MCCAIN NEEDS TO GET HIS CAMPAIGN BACK ON TRACK

By Dick Morris on September 29, 2008

John McCain isn’t dead in the water. But he sure is dying. He lost the debate and the polls are dismal. Gallup has him down 50-42. Rasmussen has Obama ahead 50-44. And both polls are only partially after the debate. Obama won the debate. When the polls come in fully after the debate, the picture won’t get any prettier for those of us who favor McCain.

His gambit of suspending his campaign and going to Washington has failed because he did not think it through adequately or correlate it with what was happening in Congress. The Republicans teed up a perfect shot for him. He took the bat but went back to the dugout without even swinging. McCain should have gone into the debate challenging Obama on his $700 billion taxpayer bailout of financial institutions. He should have pushed the Republican alternative. He could have said, plain and simple, that Obama wants to make Americans pay for $700 billion in bad mortgages and McCain wants to make businesses pay for their own bailout through loans and insurance premiums. It would have been a straight shot. But McCain copped out and mumbled something about the deal being the “end of the beginning” and said he hoped to vote for the bailout. It was a failure that may have cost him his best shot at the presidency.

But not his only shot. McCain can still win.

He needs to deploy the tax issue. His campaign has to stop the scattershot web ads and focus instead on a sustained attack on Obama’s plans for tax increases. Stop the pinpricks and go for the jugular. It is only through the tax issue that McCain can win this campaign.

Voters understand that our economy is vulnerable and teetering on the brink of a black hole. McCain needs to capitalize on this new sense of vulnerability and hammer away at the Obama tax proposals. He needs to say that our system is starving for capital. Raising capital gains taxes, much less doubling it as Obama proposed during the primaries (but now is trying to backtrack), is like taxing water in the desert. McCain has to talk about Obama’s spending proposals and mock the idea that he can spend a trillion and still give “95% of Americans” a tax increase.

McCain should take a page out of the playbook of the endgame of the Bush 1992 campaign.

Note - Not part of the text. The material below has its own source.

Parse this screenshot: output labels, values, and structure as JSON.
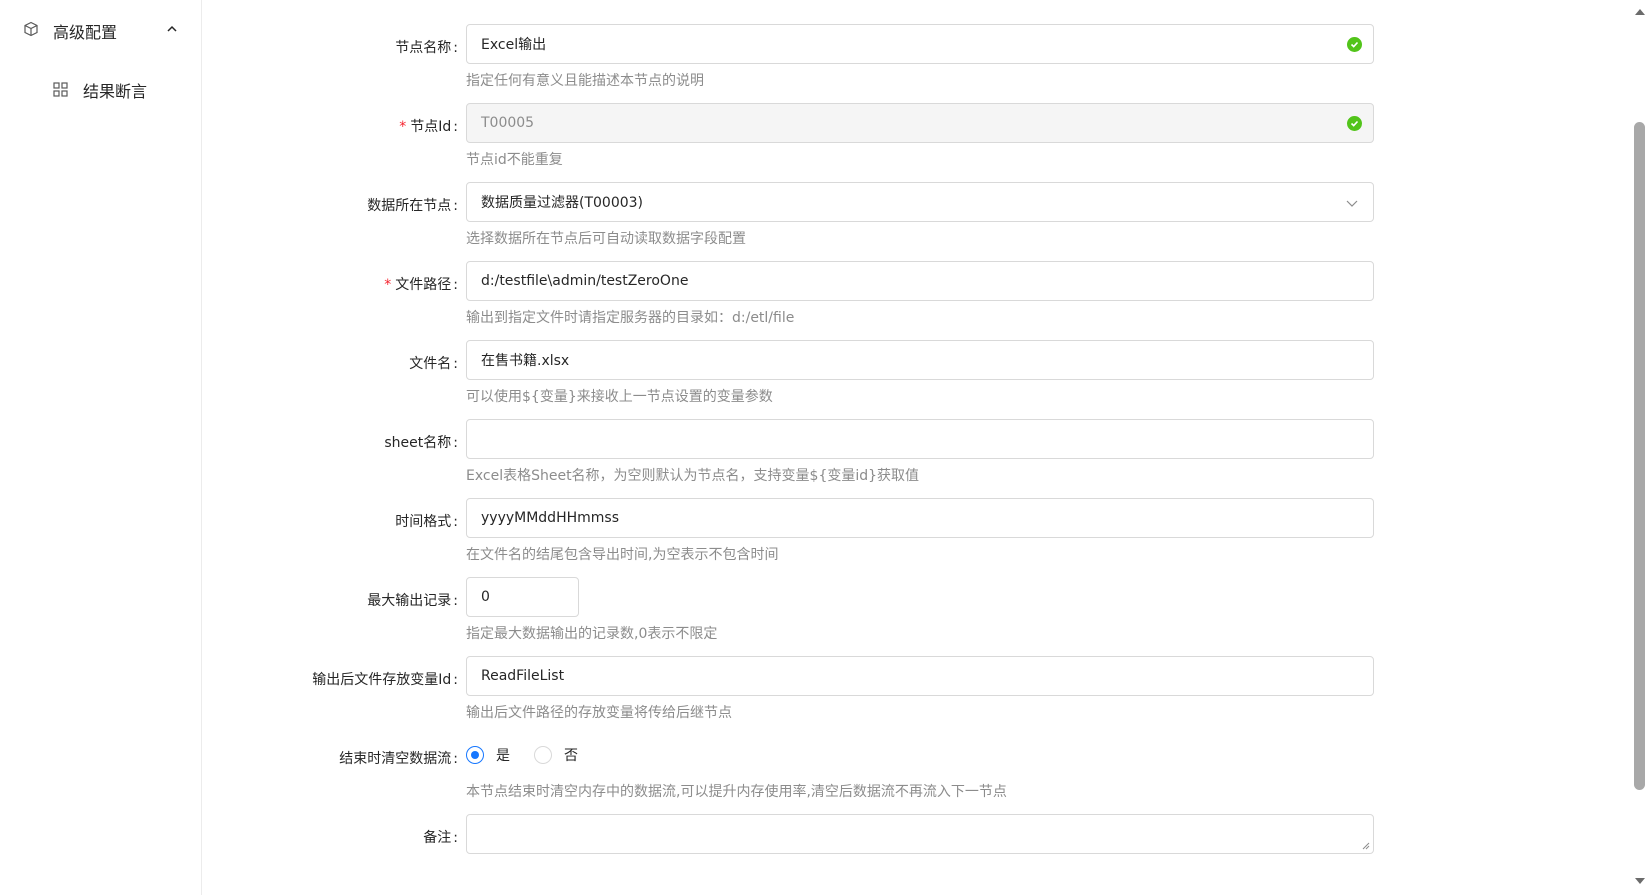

With Bill Clinton holding a solid lead, Bush was reluctant to attack him for his record of tax increases, especially given his violation of his 1988 “read my lips” pledge not to raise taxes. So the campaign sent Vice President Dan Quayle out to attack Clinton, day after day, for raising taxes. And the results were clear in the polls. Bush gained each day and, four days before Election Day, Bush took a lead over Clinton in the tracking polls. Clinton was saved by the announcement by Iran Contra Special Prosecutor Lawrence Walsh that he was planning to indict Cap Weinberger, Bush’s Defense Secretary. Clinton surged ahead and won the election. But the tax issue had almost reversed his lead in the polls.

If McCain pounds away at taxes, taxes, taxes he can still win this election. By tying the Obama tax plans to the possibility of massive depression, he can pull this out.

Remember: Whenever we raised taxes amidst a downturn, we triggered a massive falloff. It was the tax increases of the early 30s that worsened the Great Depression and it was Bush’s 1990 tax increase that created the 1991 recession that cost him his job. America understands that we can’t raise taxes now. American grasps that Obama will not just raise taxes on a handful of rich people but will raise them on everybody. And we understand that Obama has no real answer to this charge. McCain just needs to begin to make this central attack his campaign theme from now on.